In the United States, the disaffection is helping drive a radical movement that seeks to delegitimize government, something seen in the “constitutional sheriffs” movement and the Bundy standoffs examined in this issue. In Europe, beyond the United Kingdom, it is reflected in the rise of populist, and often anti-Semitic and racist, political parties in places like France, Germany, Poland and Hungary.

The causes are complex. Globalization has increasingly knit nations together in a world economy, spurring huge movements of both workers and capital and causing enormous dislocations as a result. Manufacturing wages have been declining across the West for decades, income inequality is at historic levels, and the digital revolution has left those without university-level education far behind.

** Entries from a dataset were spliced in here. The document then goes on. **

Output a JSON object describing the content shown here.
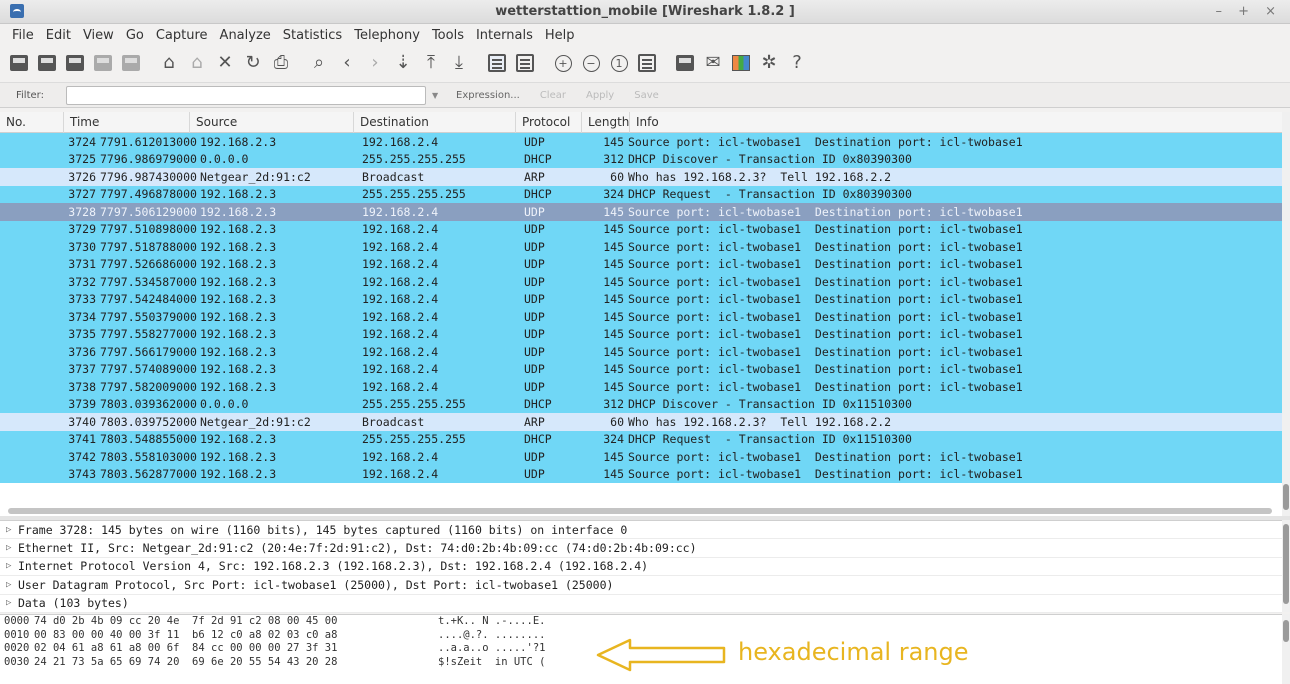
{
  "window": {
    "title": "wetterstattion_mobile  [Wireshark 1.8.2 ]",
    "controls": "– + ×"
  },
  "menu": [
    "File",
    "Edit",
    "View",
    "Go",
    "Capture",
    "Analyze",
    "Statistics",
    "Telephony",
    "Tools",
    "Internals",
    "Help"
  ],
  "toolbar_icons": [
    "interface-list-icon",
    "capture-options-icon",
    "start-capture-icon",
    "stop-capture-icon",
    "restart-capture-icon",
    "open-file-icon",
    "save-file-icon",
    "close-file-icon",
    "reload-icon",
    "print-icon",
    "find-icon",
    "go-back-icon",
    "go-forward-icon",
    "go-to-packet-icon",
    "go-first-icon",
    "go-last-icon",
    "colorize-icon",
    "autoscroll-icon",
    "zoom-in-icon",
    "zoom-out-icon",
    "zoom-normal-icon",
    "resize-columns-icon",
    "capture-filters-icon",
    "display-filters-icon",
    "coloring-rules-icon",
    "preferences-icon",
    "help-icon"
  ],
  "filter": {
    "label": "Filter:",
    "value": "",
    "expression_label": "Expression...",
    "clear_label": "Clear",
    "apply_label": "Apply",
    "save_label": "Save"
  },
  "packet_list": {
    "columns": [
      "No.",
      "Time",
      "Source",
      "Destination",
      "Protocol",
      "Length",
      "Info"
    ],
    "rows": [
      {
        "no": "3724",
        "time": "7791.612013000",
        "src": "192.168.2.3",
        "dst": "192.168.2.4",
        "proto": "UDP",
        "len": "145",
        "info": "Source port: icl-twobase1  Destination port: icl-twobase1",
        "color": "udp"
      },
      {
        "no": "3725",
        "time": "7796.986979000",
        "src": "0.0.0.0",
        "dst": "255.255.255.255",
        "proto": "DHCP",
        "len": "312",
        "info": "DHCP Discover - Transaction ID 0x80390300",
        "color": "udp"
      },
      {
        "no": "3726",
        "time": "7796.987430000",
        "src": "Netgear_2d:91:c2",
        "dst": "Broadcast",
        "proto": "ARP",
        "len": "60",
        "info": "Who has 192.168.2.3?  Tell 192.168.2.2",
        "color": "arp"
      },
      {
        "no": "3727",
        "time": "7797.496878000",
        "src": "192.168.2.3",
        "dst": "255.255.255.255",
        "proto": "DHCP",
        "len": "324",
        "info": "DHCP Request  - Transaction ID 0x80390300",
        "color": "udp"
      },
      {
        "no": "3728",
        "time": "7797.506129000",
        "src": "192.168.2.3",
        "dst": "192.168.2.4",
        "proto": "UDP",
        "len": "145",
        "info": "Source port: icl-twobase1  Destination port: icl-twobase1",
        "color": "sel"
      },
      {
        "no": "3729",
        "time": "7797.510898000",
        "src": "192.168.2.3",
        "dst": "192.168.2.4",
        "proto": "UDP",
        "len": "145",
        "info": "Source port: icl-twobase1  Destination port: icl-twobase1",
        "color": "udp"
      },
      {
        "no": "3730",
        "time": "7797.518788000",
        "src": "192.168.2.3",
        "dst": "192.168.2.4",
        "proto": "UDP",
        "len": "145",
        "info": "Source port: icl-twobase1  Destination port: icl-twobase1",
        "color": "udp"
      },
      {
        "no": "3731",
        "time": "7797.526686000",
        "src": "192.168.2.3",
        "dst": "192.168.2.4",
        "proto": "UDP",
        "len": "145",
        "info": "Source port: icl-twobase1  Destination port: icl-twobase1",
        "color": "udp"
      },
      {
        "no": "3732",
        "time": "7797.534587000",
        "src": "192.168.2.3",
        "dst": "192.168.2.4",
        "proto": "UDP",
        "len": "145",
        "info": "Source port: icl-twobase1  Destination port: icl-twobase1",
        "color": "udp"
      },
      {
        "no": "3733",
        "time": "7797.542484000",
        "src": "192.168.2.3",
        "dst": "192.168.2.4",
        "proto": "UDP",
        "len": "145",
        "info": "Source port: icl-twobase1  Destination port: icl-twobase1",
        "color": "udp"
      },
      {
        "no": "3734",
        "time": "7797.550379000",
        "src": "192.168.2.3",
        "dst": "192.168.2.4",
        "proto": "UDP",
        "len": "145",
        "info": "Source port: icl-twobase1  Destination port: icl-twobase1",
        "color": "udp"
      },
      {
        "no": "3735",
        "time": "7797.558277000",
        "src": "192.168.2.3",
        "dst": "192.168.2.4",
        "proto": "UDP",
        "len": "145",
        "info": "Source port: icl-twobase1  Destination port: icl-twobase1",
        "color": "udp"
      },
      {
        "no": "3736",
        "time": "7797.566179000",
        "src": "192.168.2.3",
        "dst": "192.168.2.4",
        "proto": "UDP",
        "len": "145",
        "info": "Source port: icl-twobase1  Destination port: icl-twobase1",
        "color": "udp"
      },
      {
        "no": "3737",
        "time": "7797.574089000",
        "src": "192.168.2.3",
        "dst": "192.168.2.4",
        "proto": "UDP",
        "len": "145",
        "info": "Source port: icl-twobase1  Destination port: icl-twobase1",
        "color": "udp"
      },
      {
        "no": "3738",
        "time": "7797.582009000",
        "src": "192.168.2.3",
        "dst": "192.168.2.4",
        "proto": "UDP",
        "len": "145",
        "info": "Source port: icl-twobase1  Destination port: icl-twobase1",
        "color": "udp"
      },
      {
        "no": "3739",
        "time": "7803.039362000",
        "src": "0.0.0.0",
        "dst": "255.255.255.255",
        "proto": "DHCP",
        "len": "312",
        "info": "DHCP Discover - Transaction ID 0x11510300",
        "color": "udp"
      },
      {
        "no": "3740",
        "time": "7803.039752000",
        "src": "Netgear_2d:91:c2",
        "dst": "Broadcast",
        "proto": "ARP",
        "len": "60",
        "info": "Who has 192.168.2.3?  Tell 192.168.2.2",
        "color": "arp"
      },
      {
        "no": "3741",
        "time": "7803.548855000",
        "src": "192.168.2.3",
        "dst": "255.255.255.255",
        "proto": "DHCP",
        "len": "324",
        "info": "DHCP Request  - Transaction ID 0x11510300",
        "color": "udp"
      },
      {
        "no": "3742",
        "time": "7803.558103000",
        "src": "192.168.2.3",
        "dst": "192.168.2.4",
        "proto": "UDP",
        "len": "145",
        "info": "Source port: icl-twobase1  Destination port: icl-twobase1",
        "color": "udp"
      },
      {
        "no": "3743",
        "time": "7803.562877000",
        "src": "192.168.2.3",
        "dst": "192.168.2.4",
        "proto": "UDP",
        "len": "145",
        "info": "Source port: icl-twobase1  Destination port: icl-twobase1",
        "color": "udp"
      }
    ]
  },
  "details": [
    "Frame 3728: 145 bytes on wire (1160 bits), 145 bytes captured (1160 bits) on interface 0",
    "Ethernet II, Src: Netgear_2d:91:c2 (20:4e:7f:2d:91:c2), Dst: 74:d0:2b:4b:09:cc (74:d0:2b:4b:09:cc)",
    "Internet Protocol Version 4, Src: 192.168.2.3 (192.168.2.3), Dst: 192.168.2.4 (192.168.2.4)",
    "User Datagram Protocol, Src Port: icl-twobase1 (25000), Dst Port: icl-twobase1 (25000)",
    "Data (103 bytes)"
  ],
  "hex": [
    {
      "off": "0000",
      "hex": "74 d0 2b 4b 09 cc 20 4e  7f 2d 91 c2 08 00 45 00",
      "ascii": "t.+K.. N .-....E."
    },
    {
      "off": "0010",
      "hex": "00 83 00 00 40 00 3f 11  b6 12 c0 a8 02 03 c0 a8",
      "ascii": "....@.?. ........"
    },
    {
      "off": "0020",
      "hex": "02 04 61 a8 61 a8 00 6f  84 cc 00 00 00 27 3f 31",
      "ascii": "..a.a..o .....'?1"
    },
    {
      "off": "0030",
      "hex": "24 21 73 5a 65 69 74 20  69 6e 20 55 54 43 20 28",
      "ascii": "$!sZeit  in UTC ("
    }
  ],
  "annotation": {
    "label": "hexadecimal range",
    "color": "#e8b520"
  }
}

At the same time, major cultural changes — the rise of large immigrant communities, for instance, and the advance of same-sex marriage — increasingly are making many whites feel that the world they grew up in is disappearing. The idea that the future holds better things is under assault in both America and Europe.

Anne Marie Slaughter, who heads the New America Foundation, compares the present moment to the upheavals seen at the beginning of the 20th century, another period of brutal change. “What we are seeing,” she told The Atlantic in July, “is anger at the disruption of our economy and, really, our social order — of the magnitude we saw when the agricultural age gave way to the industrial age.”

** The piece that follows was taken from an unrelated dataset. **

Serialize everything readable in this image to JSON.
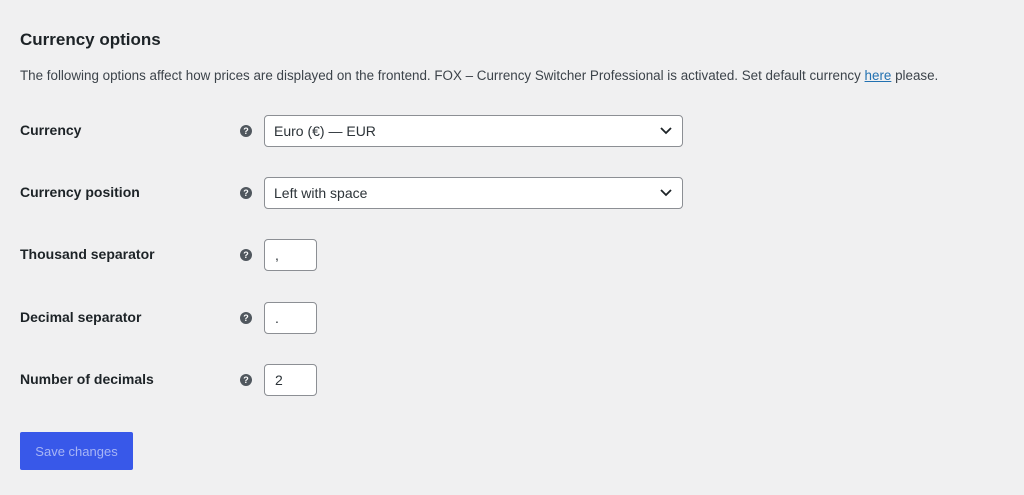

“The digital revolution … is completely upending how we work,” she said, “what the sources of value are, how people can support their families, if they can at all, and creates tremendous fear and rage in the sense that you are at the mercy of forces you cannot control.”

In an essay for the History News Network, scholar Stephen W. Campbell analyzed the roots of Trump voters’ anger but also pointed out that the white working class still has long had it better than American minorities. “Part of [their] anger stems from economic inequality, but a major part, whether they will admit it or not, stems from the fear of rapid demographic change,” he wrote. “They are losing the privilege that has accumulated and redounded to their advantage over generations and almost no one willingly gives up privilege without a fight.”

This kind of rage, nurtured by opportunistic politicians and pundits riding the wave of political discontent, can be hard to quell. In the past, it has led to historic horrors like the rise of populism and racial nationalism that very nearly destroyed Europe in the 1930s and ’40s.

In the wake of the Brexit vote — which was preceded days earlier by the assassination of a pro-EU legislator by a neo-Nazi — Britain experienced a major wave of hate crimes against a whole array of minorities. On our side of the ocean, anti-Muslim violence and terrorist plots against government agencies reflect the rise of populist fury.

To suggest that the West is headed into the kind of social turmoil that led to fascism in Italy and Spain and Nazism in Germany is, hopefully, going too far. But to put the beast of populism back to sleep will require the best efforts of wise leaders, thoughtful voters, and effective government programs — all of which have been in short supply in recent years.